For a full tree of depth $d$ (worst case: balanced binary tree with $2^d$ nodes, each containing $n/2^d$ samples):

$\text{Total}={\sum }_{k=0}^d{2}^k\times O\left(\frac{n}{2^k}\cdot p\cdot \log \frac{n}{2^k}\right)\approx O(n\cdot p\cdot d)$

For a full tree with $d=\log n$ (one sample per leaf): $O(np\log n)$.

High Cardinality and max_features

With 100,000 unique sq_ft values: 99,999 threshold candidates per feature. With 100 features: 10 million IG computations per node.

sklearn's max_features='sqrt' subsamples features at each split: only $\sqrt{p}$ features are considered. This is the key trick used in Random Forest — each tree considers a random subset of features, making trees different from each other (decorrelated), which reduces variance when averaging.

Test Your Understanding

1. For $t=750$: the left node has 1 sample (all affordable), the right has 7. The weighted entropy is $0+(7/8)\times H(1/7,6/7)=0.518$. IG = 0.482. Why isn't this as good as $t=1300$ (IG=1.0), even though the left node is also pure?

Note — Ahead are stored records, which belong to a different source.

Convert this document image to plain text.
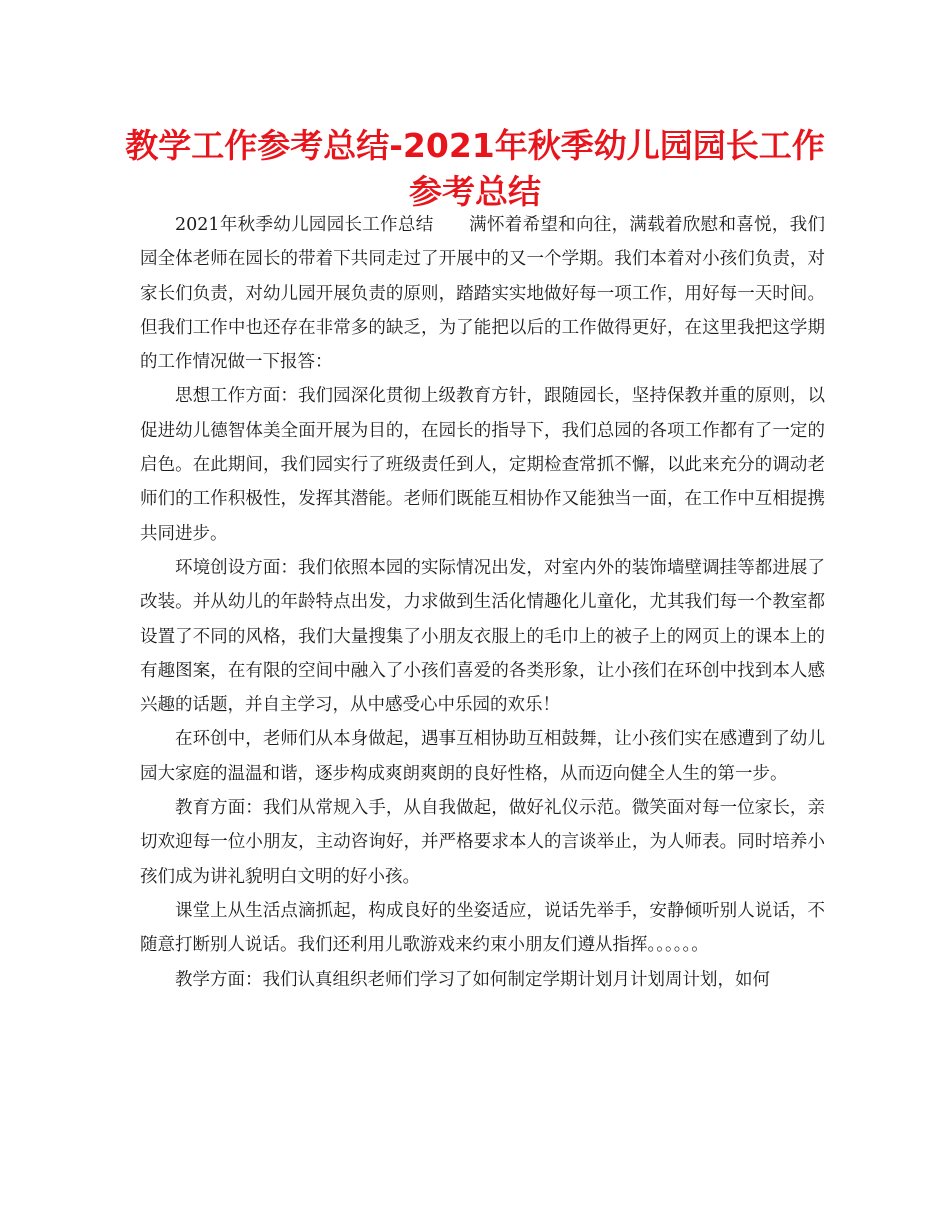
教学工作参考总结-2021年秋季幼儿园园长工作
参考总结

2021年秋季幼儿园园长工作总结　　满怀着希望和向往，满载着欣慰和喜悦，我们园全体老师在园长的带着下共同走过了开展中的又一个学期。我们本着对小孩们负责，对家长们负责，对幼儿园开展负责的原则，踏踏实实地做好每一项工作，用好每一天时间。但我们工作中也还存在非常多的缺乏，为了能把以后的工作做得更好，在这里我把这学期的工作情况做一下报答：

思想工作方面：我们园深化贯彻上级教育方针，跟随园长，坚持保教并重的原则，以促进幼儿德智体美全面开展为目的，在园长的指导下，我们总园的各项工作都有了一定的启色。在此期间，我们园实行了班级责任到人，定期检查常抓不懈，以此来充分的调动老师们的工作积极性，发挥其潜能。老师们既能互相协作又能独当一面，在工作中互相提携共同进步。

环境创设方面：我们依照本园的实际情况出发，对室内外的装饰墙壁调挂等都进展了改装。并从幼儿的年龄特点出发，力求做到生活化情趣化儿童化，尤其我们每一个教室都设置了不同的风格，我们大量搜集了小朋友衣服上的毛巾上的被子上的网页上的课本上的有趣图案，在有限的空间中融入了小孩们喜爱的各类形象，让小孩们在环创中找到本人感兴趣的话题，并自主学习，从中感受心中乐园的欢乐！

在环创中，老师们从本身做起，遇事互相协助互相鼓舞，让小孩们实在感遭到了幼儿园大家庭的温温和谐，逐步构成爽朗爽朗的良好性格，从而迈向健全人生的第一步。

教育方面：我们从常规入手，从自我做起，做好礼仪示范。微笑面对每一位家长，亲切欢迎每一位小朋友，主动咨询好，并严格要求本人的言谈举止，为人师表。同时培养小孩们成为讲礼貌明白文明的好小孩。

课堂上从生活点滴抓起，构成良好的坐姿适应，说话先举手，安静倾听别人说话，不随意打断别人说话。我们还利用儿歌游戏来约束小朋友们遵从指挥。。。。。。

教学方面：我们认真组织老师们学习了如何制定学期计划月计划周计划，如何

2. The algorithm evaluates $n-1$ midpoints, not arbitrary real-valued thresholds. Prove that using the midpoint vs any value between $x_i$ and $x_{i+1}$ produces the same left/right partition and hence the same IG.

3. bedrooms ≤ 3.5 and sq_ft ≤ 1300 both achieve IG=1.0. If bedrooms were listed first in the DataFrame (column 0), which split would sklearn choose? Write the exact code change needed to verify this.

4. Computational complexity is $O(np\log n)$ per node. sklearn's max_features='sqrt' reduces this to $O(n\sqrt{p}\log n)$. For $n=10,000$ and $p=100$: compute the speedup factor. What is the tradeoff?

5. After the root split at $t=1300$, both child nodes are pure ($H=0$). Would the tree continue splitting if you removed the max_depth=1 constraint? What does sklearn do at a pure node?